The secretory immune system and renal disease.

  • 1 August 1975
    • journal article
    • research article
    • Vol. 21  (2) , 318-28
Abstract
An immunopathological analysis of renal tissue from 105 patients was undertaken: (1) to clarify the relationship of the secretory immune system to renal diseases in which glomerular deposits of immunoglobulin A, (alpha chain), occurred; (2) to determine the lower nephron localization of secretory component and alpha chain in renal disease. This study, which included twenty-four patients with glomerular deposits of alpha chain, failed to reveal glomerular localization of secretory IgA. Secretory component was not found in renal tubular cells in kidneys with normal or minimally abnormal renal histology.

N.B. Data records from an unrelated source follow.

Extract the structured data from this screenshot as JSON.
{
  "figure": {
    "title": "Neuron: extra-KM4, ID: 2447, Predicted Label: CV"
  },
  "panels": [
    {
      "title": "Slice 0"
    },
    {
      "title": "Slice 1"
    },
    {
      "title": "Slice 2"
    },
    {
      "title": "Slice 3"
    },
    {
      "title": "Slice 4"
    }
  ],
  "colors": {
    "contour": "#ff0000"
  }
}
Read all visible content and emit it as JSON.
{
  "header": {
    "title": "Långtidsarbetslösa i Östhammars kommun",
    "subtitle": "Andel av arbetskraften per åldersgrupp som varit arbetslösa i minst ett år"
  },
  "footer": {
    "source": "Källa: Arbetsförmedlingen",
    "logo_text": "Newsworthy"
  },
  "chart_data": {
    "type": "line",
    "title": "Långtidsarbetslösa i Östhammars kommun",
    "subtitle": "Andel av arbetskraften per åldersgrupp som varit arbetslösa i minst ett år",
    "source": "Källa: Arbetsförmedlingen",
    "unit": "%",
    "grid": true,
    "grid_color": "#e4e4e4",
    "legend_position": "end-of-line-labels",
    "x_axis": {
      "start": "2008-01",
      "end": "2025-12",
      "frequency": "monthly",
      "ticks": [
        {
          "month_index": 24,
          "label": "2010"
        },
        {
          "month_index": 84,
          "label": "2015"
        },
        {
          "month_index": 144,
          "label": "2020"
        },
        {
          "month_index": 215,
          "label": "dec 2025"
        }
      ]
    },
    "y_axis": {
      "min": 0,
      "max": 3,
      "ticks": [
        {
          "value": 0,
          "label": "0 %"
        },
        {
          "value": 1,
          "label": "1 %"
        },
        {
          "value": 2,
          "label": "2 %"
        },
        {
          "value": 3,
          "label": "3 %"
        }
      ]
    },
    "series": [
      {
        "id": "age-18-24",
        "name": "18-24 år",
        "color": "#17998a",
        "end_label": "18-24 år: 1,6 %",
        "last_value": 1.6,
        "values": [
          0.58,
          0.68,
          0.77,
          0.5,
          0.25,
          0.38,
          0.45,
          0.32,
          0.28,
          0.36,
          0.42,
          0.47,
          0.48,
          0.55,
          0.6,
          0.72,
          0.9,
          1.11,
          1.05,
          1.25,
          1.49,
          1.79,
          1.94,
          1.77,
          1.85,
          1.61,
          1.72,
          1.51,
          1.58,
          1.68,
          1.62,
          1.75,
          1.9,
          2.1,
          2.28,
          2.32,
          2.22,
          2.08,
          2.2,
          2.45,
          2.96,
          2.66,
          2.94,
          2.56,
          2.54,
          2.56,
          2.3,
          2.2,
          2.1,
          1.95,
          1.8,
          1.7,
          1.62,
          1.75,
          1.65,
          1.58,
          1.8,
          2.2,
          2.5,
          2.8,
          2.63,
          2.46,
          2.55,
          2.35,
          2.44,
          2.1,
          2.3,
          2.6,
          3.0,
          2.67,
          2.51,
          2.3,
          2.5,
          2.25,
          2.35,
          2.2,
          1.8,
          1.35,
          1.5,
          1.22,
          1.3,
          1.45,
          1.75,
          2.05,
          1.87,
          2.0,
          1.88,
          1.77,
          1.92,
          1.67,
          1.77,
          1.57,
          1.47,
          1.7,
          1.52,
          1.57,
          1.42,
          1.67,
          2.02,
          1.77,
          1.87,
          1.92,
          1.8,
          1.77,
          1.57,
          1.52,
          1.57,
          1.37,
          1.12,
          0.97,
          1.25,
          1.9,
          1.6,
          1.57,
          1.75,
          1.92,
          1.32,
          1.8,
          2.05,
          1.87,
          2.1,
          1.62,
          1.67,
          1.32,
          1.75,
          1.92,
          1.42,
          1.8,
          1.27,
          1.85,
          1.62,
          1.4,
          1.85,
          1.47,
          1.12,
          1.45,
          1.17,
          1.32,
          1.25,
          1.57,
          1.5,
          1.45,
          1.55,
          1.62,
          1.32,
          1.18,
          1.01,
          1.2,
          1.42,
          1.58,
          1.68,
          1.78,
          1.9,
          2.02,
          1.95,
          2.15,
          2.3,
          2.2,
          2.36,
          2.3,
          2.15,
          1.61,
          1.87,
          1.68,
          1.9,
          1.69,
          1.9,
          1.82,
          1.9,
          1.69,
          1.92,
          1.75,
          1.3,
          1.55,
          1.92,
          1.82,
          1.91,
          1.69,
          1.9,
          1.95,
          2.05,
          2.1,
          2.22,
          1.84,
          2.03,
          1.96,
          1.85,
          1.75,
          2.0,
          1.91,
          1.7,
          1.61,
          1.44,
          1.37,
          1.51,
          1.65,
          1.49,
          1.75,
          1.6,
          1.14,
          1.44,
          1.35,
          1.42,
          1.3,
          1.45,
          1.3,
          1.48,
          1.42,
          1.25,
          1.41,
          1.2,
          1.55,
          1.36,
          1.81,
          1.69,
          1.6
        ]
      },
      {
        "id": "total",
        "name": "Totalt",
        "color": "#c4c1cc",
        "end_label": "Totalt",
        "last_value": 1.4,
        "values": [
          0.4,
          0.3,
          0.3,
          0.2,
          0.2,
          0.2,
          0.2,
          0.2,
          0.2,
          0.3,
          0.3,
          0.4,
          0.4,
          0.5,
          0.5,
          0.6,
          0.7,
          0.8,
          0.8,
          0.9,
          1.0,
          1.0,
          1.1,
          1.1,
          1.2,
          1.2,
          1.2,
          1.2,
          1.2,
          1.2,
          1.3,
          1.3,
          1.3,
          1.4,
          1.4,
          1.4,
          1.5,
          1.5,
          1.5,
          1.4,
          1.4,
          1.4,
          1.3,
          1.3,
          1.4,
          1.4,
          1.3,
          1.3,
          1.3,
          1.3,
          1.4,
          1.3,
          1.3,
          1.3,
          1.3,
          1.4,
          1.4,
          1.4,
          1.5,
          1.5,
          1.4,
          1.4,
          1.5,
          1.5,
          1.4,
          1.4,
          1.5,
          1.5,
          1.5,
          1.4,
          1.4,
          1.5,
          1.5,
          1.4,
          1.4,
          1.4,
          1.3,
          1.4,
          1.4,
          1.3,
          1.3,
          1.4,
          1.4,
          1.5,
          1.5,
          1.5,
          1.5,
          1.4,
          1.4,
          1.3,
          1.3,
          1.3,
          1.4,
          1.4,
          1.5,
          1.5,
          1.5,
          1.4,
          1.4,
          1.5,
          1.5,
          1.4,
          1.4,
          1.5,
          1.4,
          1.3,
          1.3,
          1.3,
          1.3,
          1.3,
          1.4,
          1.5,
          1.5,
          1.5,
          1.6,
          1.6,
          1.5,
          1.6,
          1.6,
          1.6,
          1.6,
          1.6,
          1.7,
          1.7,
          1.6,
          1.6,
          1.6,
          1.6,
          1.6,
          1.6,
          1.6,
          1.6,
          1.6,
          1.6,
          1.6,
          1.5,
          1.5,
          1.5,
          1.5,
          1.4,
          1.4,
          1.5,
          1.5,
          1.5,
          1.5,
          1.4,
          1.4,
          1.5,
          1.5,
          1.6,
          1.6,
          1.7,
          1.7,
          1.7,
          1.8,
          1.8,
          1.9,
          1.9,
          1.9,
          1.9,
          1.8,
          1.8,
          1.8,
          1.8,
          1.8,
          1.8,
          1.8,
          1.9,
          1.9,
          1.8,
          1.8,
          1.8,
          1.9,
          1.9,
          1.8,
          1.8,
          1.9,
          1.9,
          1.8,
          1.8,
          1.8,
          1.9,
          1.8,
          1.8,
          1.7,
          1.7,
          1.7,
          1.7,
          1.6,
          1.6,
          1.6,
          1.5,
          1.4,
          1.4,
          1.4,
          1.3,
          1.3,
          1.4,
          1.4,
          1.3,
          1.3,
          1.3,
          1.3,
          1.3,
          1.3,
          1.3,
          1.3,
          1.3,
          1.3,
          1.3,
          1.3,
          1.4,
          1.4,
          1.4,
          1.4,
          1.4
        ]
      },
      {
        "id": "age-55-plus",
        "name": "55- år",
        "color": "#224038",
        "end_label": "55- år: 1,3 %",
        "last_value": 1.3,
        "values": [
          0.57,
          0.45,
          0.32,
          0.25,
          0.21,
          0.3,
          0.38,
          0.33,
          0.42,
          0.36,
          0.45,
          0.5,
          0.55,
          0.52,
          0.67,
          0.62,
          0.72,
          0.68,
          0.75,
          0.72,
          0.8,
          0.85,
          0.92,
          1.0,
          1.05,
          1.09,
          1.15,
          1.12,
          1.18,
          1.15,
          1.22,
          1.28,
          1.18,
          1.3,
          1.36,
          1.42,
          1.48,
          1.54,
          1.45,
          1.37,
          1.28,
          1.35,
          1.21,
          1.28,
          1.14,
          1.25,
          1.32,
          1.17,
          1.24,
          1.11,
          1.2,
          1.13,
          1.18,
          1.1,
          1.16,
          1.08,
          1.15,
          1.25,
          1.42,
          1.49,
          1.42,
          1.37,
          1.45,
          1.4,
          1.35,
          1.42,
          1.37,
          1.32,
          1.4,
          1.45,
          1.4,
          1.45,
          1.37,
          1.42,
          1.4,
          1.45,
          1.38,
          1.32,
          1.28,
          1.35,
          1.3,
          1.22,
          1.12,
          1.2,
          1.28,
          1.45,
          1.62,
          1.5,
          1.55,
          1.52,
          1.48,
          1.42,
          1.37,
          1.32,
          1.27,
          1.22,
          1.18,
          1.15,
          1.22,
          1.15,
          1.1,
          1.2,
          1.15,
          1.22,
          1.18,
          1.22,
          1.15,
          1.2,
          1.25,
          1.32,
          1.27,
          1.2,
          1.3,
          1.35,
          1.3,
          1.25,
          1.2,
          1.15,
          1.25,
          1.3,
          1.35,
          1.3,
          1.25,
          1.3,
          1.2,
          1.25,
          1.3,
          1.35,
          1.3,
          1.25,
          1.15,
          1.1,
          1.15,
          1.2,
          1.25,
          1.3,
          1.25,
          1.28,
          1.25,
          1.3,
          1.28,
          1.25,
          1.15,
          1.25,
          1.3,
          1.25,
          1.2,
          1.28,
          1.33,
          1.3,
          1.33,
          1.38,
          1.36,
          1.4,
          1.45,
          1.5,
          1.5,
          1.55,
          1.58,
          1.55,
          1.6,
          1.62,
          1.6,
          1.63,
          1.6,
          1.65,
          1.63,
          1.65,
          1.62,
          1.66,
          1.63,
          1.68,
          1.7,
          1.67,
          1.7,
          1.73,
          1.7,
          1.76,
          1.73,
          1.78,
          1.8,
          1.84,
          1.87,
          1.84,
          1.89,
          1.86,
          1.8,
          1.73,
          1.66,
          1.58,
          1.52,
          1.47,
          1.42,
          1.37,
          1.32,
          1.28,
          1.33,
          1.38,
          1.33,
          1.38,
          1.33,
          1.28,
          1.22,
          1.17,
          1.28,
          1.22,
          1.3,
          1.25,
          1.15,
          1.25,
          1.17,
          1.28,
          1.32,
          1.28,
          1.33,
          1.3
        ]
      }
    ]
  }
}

In contradistinction to these findings, significant amounts of secretory component were found in tubular epithelial cells and casts in tissue from fifty-one patients with morphological evidence of significant renal damage; this localization had no correlation with glomerular deposits of IgA, IgM or other immunoreactants. Alpha Chain was rarely found in the tubular epithelium or in interstitial round cells; fifteen patients had alpha chain in casts. We conclude that the glomerular localization of immunoglobulin in glomerulonephritis is not derived from the secretory immune system, and the IgA present in glomeruli is not secretory IgA. The finding of secretory component in tubular cells in diseased kidneys without alpha chain may support an hypothesis for an independent role for secretory component in renal disease, apart from its function in the transport and stabilization of secretory IgA.